But is the time right now? There is significant unhappiness with both of the parties, and the public are especially supportive of a third party option, more so than in recent years. Youth who flocked to the Democratic party during the “Obama election” of 2008 are less likely to self-identify as Democrats. ¬†Finally, the Tea Party’s successes in Republican primaries may be indicative of the receptiveness of voters for a different option.

So what can we learn from 1854? The original Republican party’s success came about when they brought a new issue to the front of the agenda that both parties were ignoring: the expansion of slavery. In 2010, the ignored issue seems to be financial restraint. Democrats’ faith in government’s ability to solve problems – such as their stance on health care or cap-and-trade would indicate – makes it difficult for them to realistically cut spending, although they have been trying and Clinton helped proved they can reduce the deficit. And Republicans’ firm stance on tax cuts for everyone, which almost all economists believe will expand our national debt, makes their claim to financial austerity laughable.

So if the Tea Party renounces some of their extreme elements (a la Christine O’Donnell) and focuses on this issue of the debt, I think they have the potential to prove influential for many years to come. People are angry about the state of the economy and unhappy with both parties on this issue. And while financial restraint may not be a “sexy” topic, I think politicians can make it so and are trying to do so by talking about the effects on our children. So will 2010 be remembered as the 1854 of the Tea Party? It remains to be seen, but the potential is there.


6 Responses

  1. Clinton helped proved they can reduce the deficit

    Actually, Clinton was dragged, kicking and screaming to a balanced budged by a Republican congress when Newt Gingrich was the Speaker of the House. His first two years were almost as disastrous as the past two years have been (without the deep recession).

    Now, Clinton and the Democrats bragg about how he left Bush with a balanced budget – which the Republicans squandered when Dubua was Pres., and consequently lost their majority in both houses of congress.

    That’s why the Tea Party people are disgusted with both parties – and why they are running against “sure to win” Republican establishment candidates.

    • I ran across this website in thinking about issues regarding the deficit and spending. Looking at these figures – admittedly, compiled by someone else – certainly seems to suggest that Republican presidents, more so than Democratic presidents.

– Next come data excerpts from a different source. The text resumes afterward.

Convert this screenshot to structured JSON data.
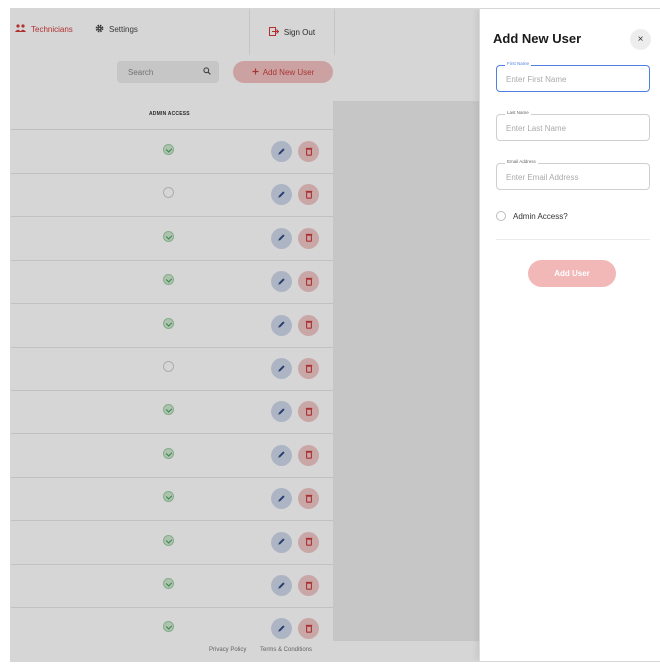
{
  "topnav": {
    "technicians_label": "Technicians",
    "settings_label": "Settings",
    "signout_label": "Sign Out"
  },
  "toolbar": {
    "search_placeholder": "Search",
    "add_user_label": "Add New User"
  },
  "table": {
    "admin_header": "ADMIN ACCESS",
    "rows": [
      {
        "admin": true
      },
      {
        "admin": false
      },
      {
        "admin": true
      },
      {
        "admin": true
      },
      {
        "admin": true
      },
      {
        "admin": false
      },
      {
        "admin": true
      },
      {
        "admin": true
      },
      {
        "admin": true
      },
      {
        "admin": true
      },
      {
        "admin": true
      },
      {
        "admin": true
      }
    ]
  },
  "footer": {
    "privacy_label": "Privacy Policy",
    "terms_label": "Terms & Conditions"
  },
  "panel": {
    "title": "Add New User",
    "close_label": "×",
    "fields": [
      {
        "label": "First Name",
        "placeholder": "Enter First Name"
      },
      {
        "label": "Last Name",
        "placeholder": "Enter Last Name"
      },
      {
        "label": "Email Address",
        "placeholder": "Enter Email Address"
      }
    ],
    "admin_access_label": "Admin Access?",
    "submit_label": "Add User"
  },
  "colors": {
    "accent_red": "#d33a3a",
    "focus_blue": "#4f7fe0",
    "check_green": "#3e9a4c"
  },
  "icons": {
    "technicians": "users-icon",
    "settings": "gear-icon",
    "signout": "sign-out-icon",
    "search": "search-icon",
    "add": "plus-icon",
    "edit": "pencil-icon",
    "delete": "trash-icon",
    "admin_on": "check-circle-icon",
    "admin_off": "empty-circle-icon"
  }
}
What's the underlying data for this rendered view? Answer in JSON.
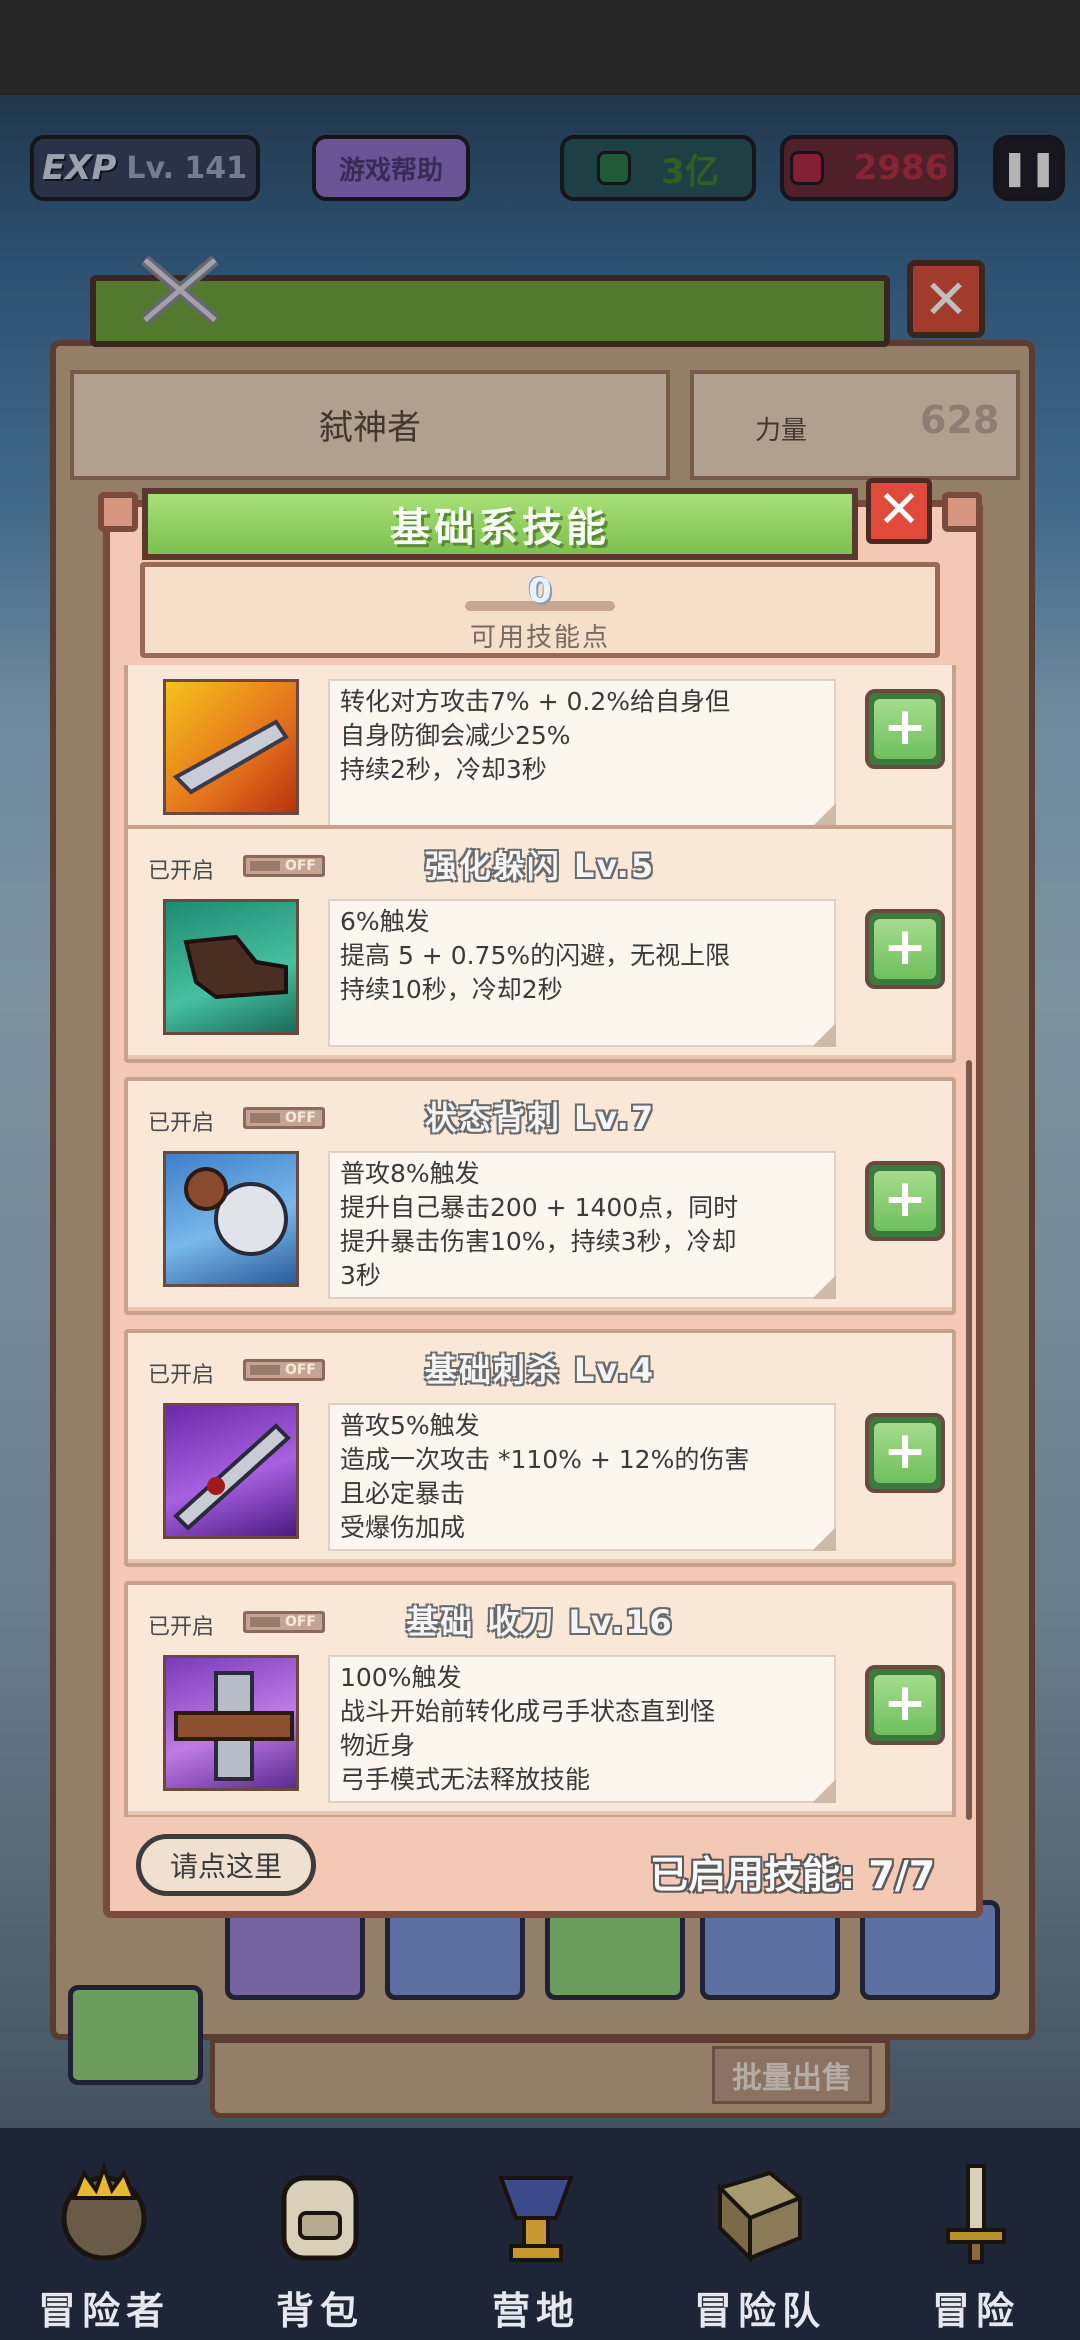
{
  "hud": {
    "exp_label": "EXP",
    "level": "Lv. 141",
    "help_button": "游戏帮助",
    "green_currency": "3亿",
    "red_currency": "2986",
    "pause_icon": "pause-icon"
  },
  "background_panel": {
    "character_name": "弑神者",
    "stat_label": "力量",
    "stat_value": "628",
    "bulk_sell": "批量出售"
  },
  "modal": {
    "title": "基础系技能",
    "skill_points": "0",
    "skill_points_label": "可用技能点",
    "help_button": "请点这里",
    "enabled_skills": "已启用技能: 7/7"
  },
  "skills": [
    {
      "status": "",
      "toggle": "",
      "title": "",
      "desc": [
        "转化对方攻击7% + 0.2%给自身但",
        "自身防御会减少25%",
        "持续2秒，冷却3秒"
      ],
      "icon": "sword-burst-icon"
    },
    {
      "status": "已开启",
      "toggle": "OFF",
      "title": "强化躲闪 Lv.5",
      "desc": [
        "6%触发",
        "提高 5 + 0.75%的闪避，无视上限",
        "持续10秒，冷却2秒"
      ],
      "icon": "dodge-boot-icon"
    },
    {
      "status": "已开启",
      "toggle": "OFF",
      "title": "状态背刺 Lv.7",
      "desc": [
        "普攻8%触发",
        "提升自己暴击200 + 1400点，同时",
        "提升暴击伤害10%，持续3秒，冷却",
        "3秒"
      ],
      "icon": "assassin-icon"
    },
    {
      "status": "已开启",
      "toggle": "OFF",
      "title": "基础刺杀 Lv.4",
      "desc": [
        "普攻5%触发",
        "造成一次攻击 *110% + 12%的伤害",
        "且必定暴击",
        "受爆伤加成"
      ],
      "icon": "bloody-sword-icon"
    },
    {
      "status": "已开启",
      "toggle": "OFF",
      "title": "基础 收刀 Lv.16",
      "desc": [
        "100%触发",
        "战斗开始前转化成弓手状态直到怪",
        "物近身",
        "弓手模式无法释放技能"
      ],
      "icon": "sheathe-sword-icon"
    }
  ],
  "bottom_nav": [
    {
      "label": "冒险者",
      "icon": "crown-helmet-icon"
    },
    {
      "label": "背包",
      "icon": "backpack-icon"
    },
    {
      "label": "营地",
      "icon": "camp-trophy-icon"
    },
    {
      "label": "冒险队",
      "icon": "guild-book-icon"
    },
    {
      "label": "冒险",
      "icon": "sword-adventure-icon"
    }
  ]
}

      Now, there could be a lot at play here. As you note for the Clinton era, the figures don’t address whether Congress and the Presidency are controlled by one party, although that hasn’t happened much since WWII. Republican presidents have also been much more common since WWII, so maybe they are just swept up in a national trend of a rising deficit.

      However, the numbers themselves are at least suggestive. The point that the author of the website makes is that neither party is that effective at cutting spending, but Democrats are less compelled to make promises to cut taxes. And that’s a fair point, as those are two potential solutions for the deficit.

      As for the Tea Party and the American public, I think there’s a lot to be upset about in terms of the federal budget and the deficit, which leaves open the opportunity for a party to take a stand and gain some support.

  2. […] to America” attempts to co-opt key issues Posted on September 27, 2010 by Emily In my previous post, I suggested that although the current iteration of the Tea Party lacks a uniform agenda, the […]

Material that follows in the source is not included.